Coitadinha! Consuelo era filha de uns saltimbancos. A mãe — que já tinha morrido — dançava na corda bamba, o pai fazia jogos malabares, prestidigitação, sabia ler a buena-dicha e era um tenor excelente em barracões de feira. Uma irmãzita mais nova, a Conchita — oh! que linda! — essa dançava boleros e fandangos, no meio das praças públicas, sobre um tapete esfarrapado, ao som de um tambor, que o pai rufava para atrair a multidão.
A Consuelo, com as mãos fincadas nos quadris, a cabeça levantada, e a sorrir, cantava malagueñas, enquanto o pai agitava uma pandeireta biscaia com soalhas de latão!
Como era bonita não lhe faltavam galanteios e bravos.
 — Alza — Olé! olé! gritavam os espectadores, batendo as palmas — Alza, Consuelo!
Logo depois que a mãe morreu, principiou a ir lá por casa, enquanto o saltimbanco estava na taberna, uma velha esquálida a induzir a Consuelo que fugisse ao pai e que fosse para uma companhia de zarzuela, que um empresário rico ia organizar. Tanto a velha lhe pregou, e sempre com prendas, com ramos de violetas e Que guapa que és! Caramba! que serás feliz! que a pobre rapariga, uma fria manhã de nevoeiro, levantou-se da cama, foi, pé ante pé, beijar a Conchita, que ainda dormia, e fugiu!
Vejam que desgraça!
Afinal, de terra em terra, de desilusão em desilusão, sem um raio benéfico de esperança, que lhe fulgurasse na negrura da sorte, veio a Consuelo parar a Portugal!

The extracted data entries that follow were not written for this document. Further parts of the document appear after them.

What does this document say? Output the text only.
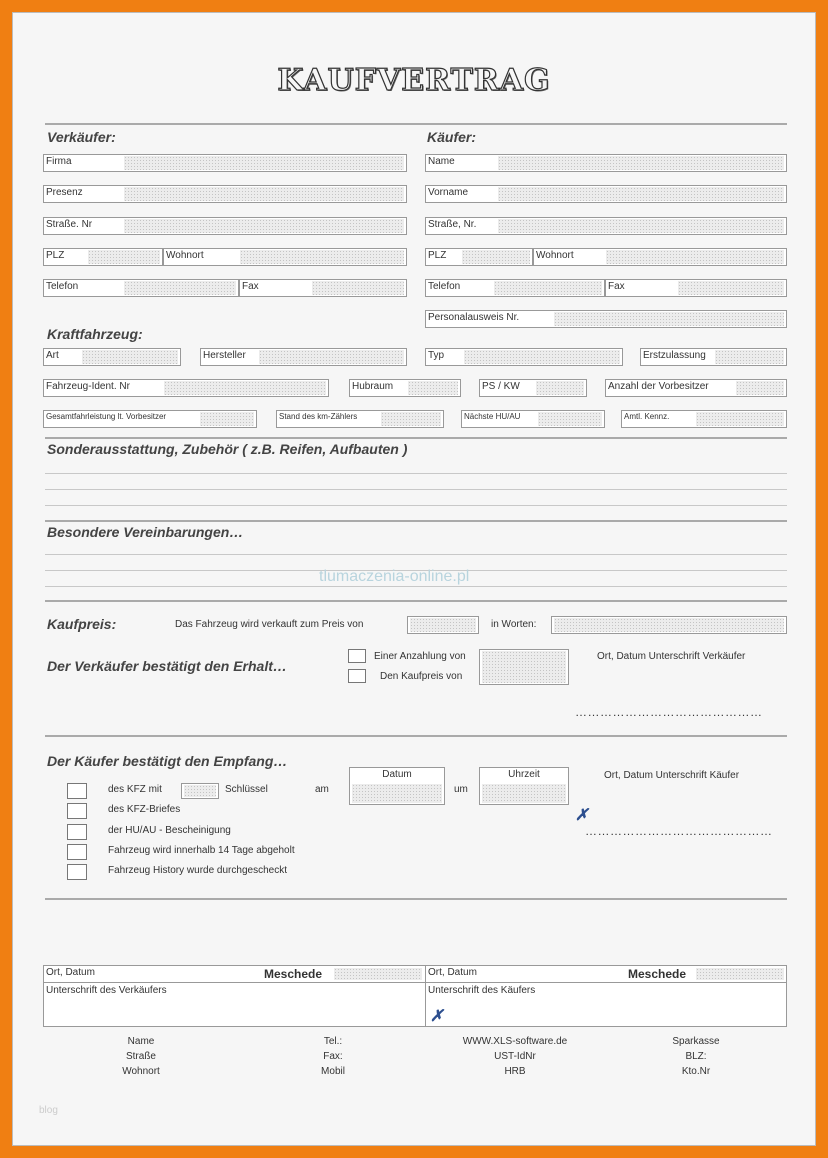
KAUFVERTRAG
Verkäufer:	Käufer:
Firma
Presenz
Straße. Nr
PLZ	Wohnort
Telefon	Fax
Name
Vorname
Straße, Nr.
PLZ	Wohnort
Telefon	Fax
Personalausweis Nr.
Kraftfahrzeug:
Art	Hersteller	Typ	Erstzulassung
Fahrzeug-Ident. Nr	Hubraum	PS / KW	Anzahl der Vorbesitzer
Gesamtfahrleistung lt. Vorbesitzer	Stand des km-Zählers	Nächste HU/AU	Amtl. Kennz.
Sonderausstattung, Zubehör ( z.B. Reifen, Aufbauten )
Besondere Vereinbarungen…
tlumaczenia-online.pl
Kaufpreis:	Das Fahrzeug wird verkauft zum Preis von	in Worten:
Der Verkäufer bestätigt den Erhalt…
Einer Anzahlung von
Den Kaufpreis von
Ort, Datum Unterschrift Verkäufer
………………………………………
Der Käufer bestätigt den Empfang…
des KFZ mit	Schlüssel	am
Datum
um
Uhrzeit	Ort, Datum Unterschrift Käufer
✗
………………………………………
des KFZ-Briefes
der HU/AU - Bescheinigung
Fahrzeug wird innerhalb 14 Tage abgeholt
Fahrzeug History wurde durchgescheckt
Ort, Datum	Meschede	Ort, Datum	Meschede
Unterschrift des Verkäufers	Unterschrift des Käufers
✗
Name
Straße
Wohnort
Tel.:
Fax:
Mobil
WWW.XLS-software.de
UST-IdNr
HRB
Sparkasse
BLZ:
Kto.Nr
blog
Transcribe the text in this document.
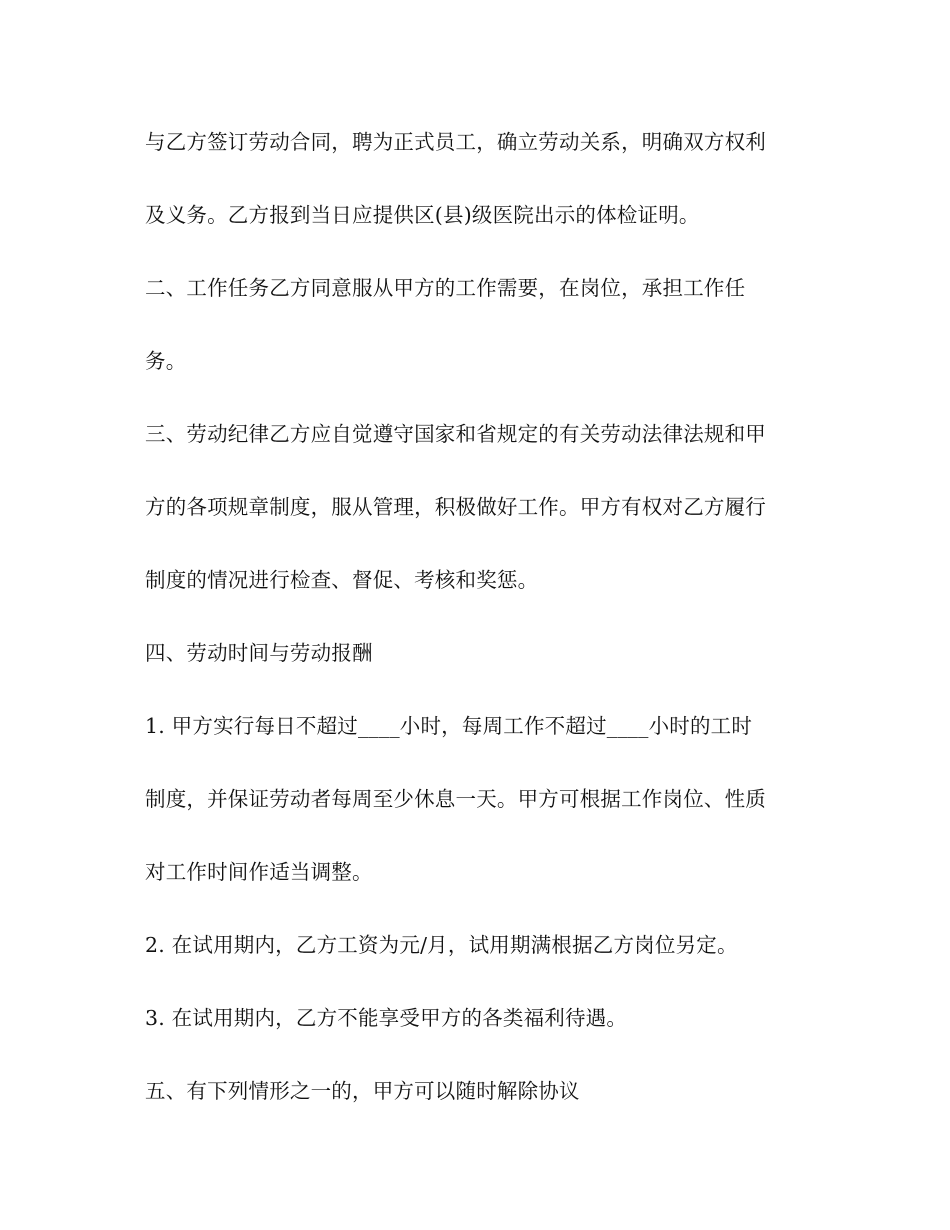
与乙方签订劳动合同，聘为正式员工，确立劳动关系，明确双方权利
及义务。乙方报到当日应提供区(县)级医院出示的体检证明。
二、工作任务乙方同意服从甲方的工作需要，在岗位，承担工作任
务。
三、劳动纪律乙方应自觉遵守国家和省规定的有关劳动法律法规和甲
方的各项规章制度，服从管理，积极做好工作。甲方有权对乙方履行
制度的情况进行检查、督促、考核和奖惩。
四、劳动时间与劳动报酬
1. 甲方实行每日不超过____小时，每周工作不超过____小时的工时
制度，并保证劳动者每周至少休息一天。甲方可根据工作岗位、性质
对工作时间作适当调整。
2. 在试用期内，乙方工资为元/月，试用期满根据乙方岗位另定。
3. 在试用期内，乙方不能享受甲方的各类福利待遇。
五、有下列情形之一的，甲方可以随时解除协议
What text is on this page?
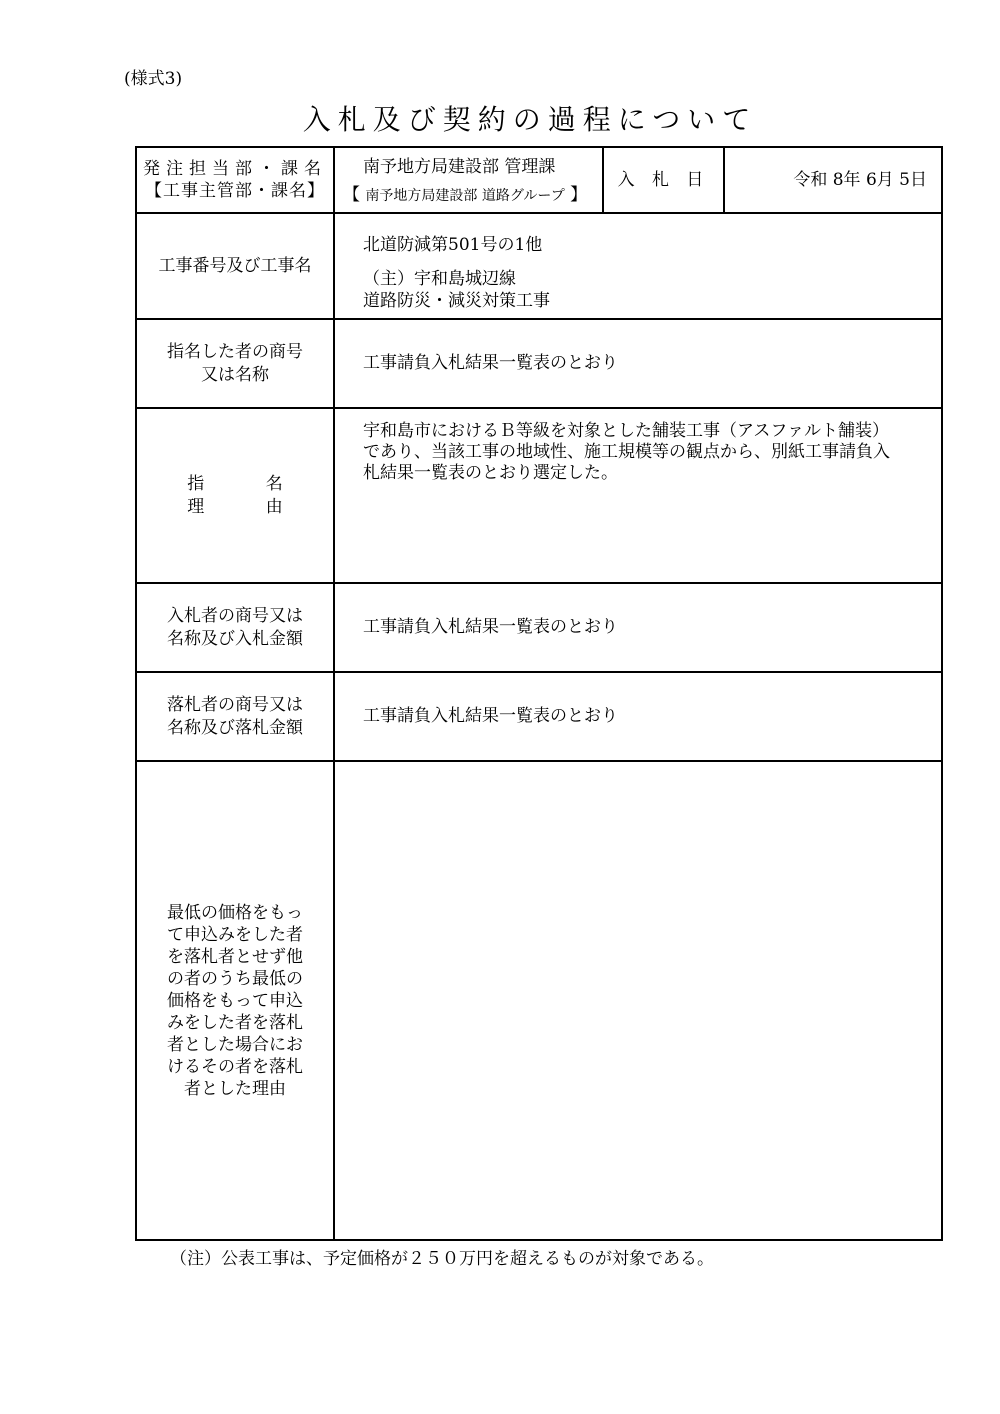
(様式3)
入札及び契約の過程について
発注担当部・課名
【工事主管部・課名】
南予地方局建設部 管理課
【 南予地方局建設部 道路グループ 】
入 札 日	令和 8年 6月 5日
工事番号及び工事名
北道防減第501号の1他
（主）宇和島城辺線
道路防災・減災対策工事
指名した者の商号
又は名称
工事請負入札結果一覧表のとおり
指 名 理 由
宇和島市におけるＢ等級を対象とした舗装工事（アスファルト舗装）
であり、当該工事の地域性、施工規模等の観点から、別紙工事請負入
札結果一覧表のとおり選定した。
入札者の商号又は
名称及び入札金額
工事請負入札結果一覧表のとおり
落札者の商号又は
名称及び落札金額
工事請負入札結果一覧表のとおり
最低の価格をもっ
て申込みをした者
を落札者とせず他
の者のうち最低の
価格をもって申込
みをした者を落札
者とした場合にお
けるその者を落札
者とした理由
（注）公表工事は、予定価格が２５０万円を超えるものが対象である。
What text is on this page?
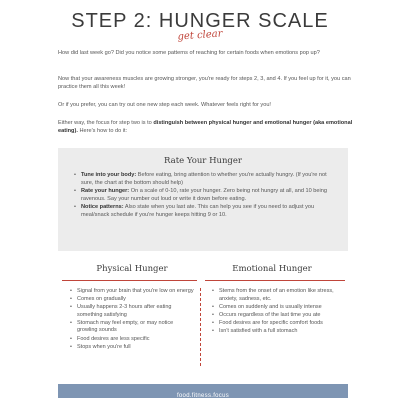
STEP 2: HUNGER SCALE
get clear

How did last week go? Did you notice some patterns of reaching for certain foods when emotions pop up?

Now that your awareness muscles are growing stronger, you're ready for steps 2, 3, and 4. If you feel up for it, you can practice them all this week!

Or if you prefer, you can try out one new step each week. Whatever feels right for you!

Either way, the focus for step two is to distinguish between physical hunger and emotional hunger (aka emotional eating). Here's how to do it:

Rate Your Hunger
• Tune into your body: Before eating, bring attention to whether you're actually hungry. (If you're not sure, the chart at the bottom should help)
• Rate your hunger: On a scale of 0-10, rate your hunger. Zero being not hungry at all, and 10 being ravenous. Say your number out loud or write it down before eating.
• Notice patterns: Also state when you last ate. This can help you see if you need to adjust you meal/snack schedule if you're hunger keeps hitting 9 or 10.
Physical Hunger	Emotional Hunger
• Signal from your brain that you're low on energy
• Comes on gradually
• Usually happens 2-3 hours after eating something satisfying
• Stomach may feel empty, or may notice growling sounds
• Food desires are less specific
• Stops when you're full
• Stems from the onset of an emotion like stress, anxiety, sadness, etc.
• Comes on suddenly and is usually intense
• Occurs regardless of the last time you ate
• Food desires are for specific comfort foods
• Isn't satisfied with a full stomach
food.fitness.focus
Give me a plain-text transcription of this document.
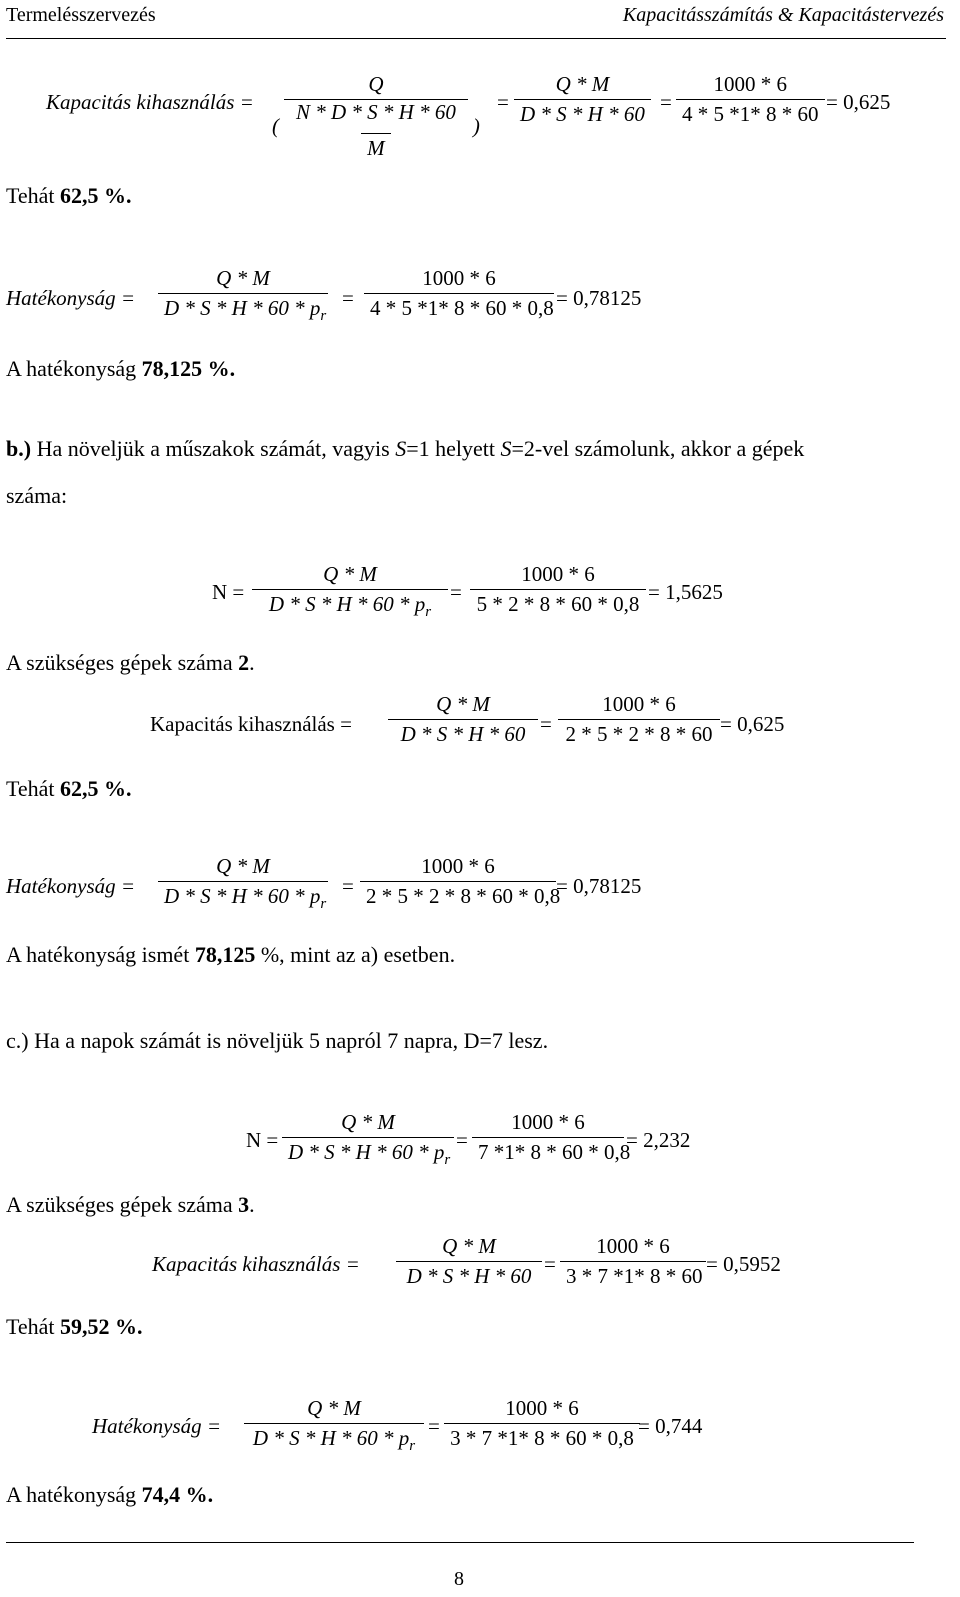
Termelésszervezés	Kapacitásszámítás & Kapacitástervezés
Kapacitás kihasználás = Q
(
N * D * S * H * 60
M
)	= $\frac{Q * M}{D * S * H * 60} = \frac{1000 * 6}{4 * 5 *1* 8 * 60} = 0,625$
Tehát 62,5 %.
Hatékonyság = $\frac{Q * M}{D * S * H * 60 * p_r} = \frac{1000 * 6}{4 * 5 *1* 8 * 60 * 0,8} = 0,78125$
A hatékonyság 78,125 %.
b.) Ha növeljük a műszakok számát, vagyis S=1 helyett S=2-vel számolunk, akkor a gépek
száma:
$N = \frac{Q * M}{D * S * H * 60 * p_r} = \frac{1000 * 6}{5 * 2 * 8 * 60 * 0,8} = 1,5625$
A szükséges gépek száma 2.
Kapacitás kihasználás = $\frac{Q * M}{D * S * H * 60} = \frac{1000 * 6}{2 * 5 * 2 * 8 * 60} = 0,625$
Tehát 62,5 %.
Hatékonyság = $\frac{Q * M}{D * S * H * 60 * p_r} = \frac{1000 * 6}{2 * 5 * 2 * 8 * 60 * 0,8} = 0,78125$
A hatékonyság ismét 78,125 %, mint az a) esetben.
c.) Ha a napok számát is növeljük 5 napról 7 napra, D=7 lesz.
$N = \frac{Q * M}{D * S * H * 60 * p_r} = \frac{1000 * 6}{7 *1* 8 * 60 * 0,8} = 2,232$
A szükséges gépek száma 3.
Kapacitás kihasználás = $\frac{Q * M}{D * S * H * 60} = \frac{1000 * 6}{3 * 7 *1* 8 * 60} = 0,5952$
Tehát 59,52 %.
Hatékonyság = $\frac{Q * M}{D * S * H * 60 * p_r} = \frac{1000 * 6}{3 * 7 *1* 8 * 60 * 0,8}$
= 0,744
A hatékonyság 74,4 %.
8
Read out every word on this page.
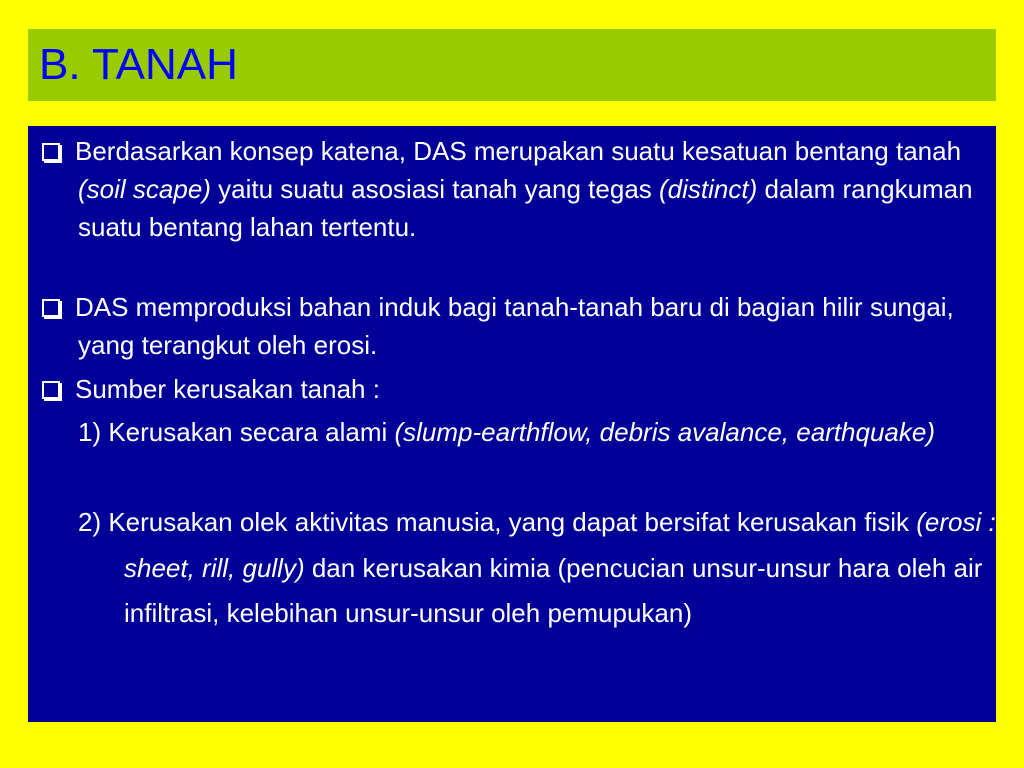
B. TANAH
Berdasarkan konsep katena, DAS merupakan suatu kesatuan bentang tanah (soil scape) yaitu suatu asosiasi tanah yang tegas (distinct) dalam rangkuman suatu bentang lahan tertentu.
DAS memproduksi bahan induk bagi tanah-tanah baru di bagian hilir sungai, yang terangkut oleh erosi.
Sumber kerusakan tanah :
1) Kerusakan secara alami (slump-earthflow, debris avalance, earthquake)
2) Kerusakan olek aktivitas manusia, yang dapat bersifat kerusakan fisik (erosi : sheet, rill, gully) dan kerusakan kimia (pencucian unsur-unsur hara oleh air infiltrasi, kelebihan unsur-unsur oleh pemupukan)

 — Hoje — disse-me ela — não me contentava o ouro, nem as palmas, nem nada! Trocaria tudo, por ver meu pai e a minha Conchita!
E a voz trêmula embargou-se-lhe na garganta sufocada pelas lágrimas!
 — Mas que canção é essa que a faz entristecer? — perguntei eu.
Era uma canção popular, com que a mãe da Consuelo embalava nos braços a
Conchita, quando era ainda muito pequenina:
En un ameno bosque
Mi niña duerme,
Cuidado, pajarilos,
No se despierte.
Antes três dias de partir a companhia para Sevilha, eu e uns amigos oferecemos a Consuelo um jantar, no campo, debaixo de uma ramada.
Era pelos últimos dias de maio.
Tínhamos partido de madrugada, enquanto as gotas do orvalho tremeluziam nas encostas floridas, para fugirmos ao calor intenso do meio-dia.
A verdura tenra dos prados ondulava serenamente à mercê da viração fresca da manhã.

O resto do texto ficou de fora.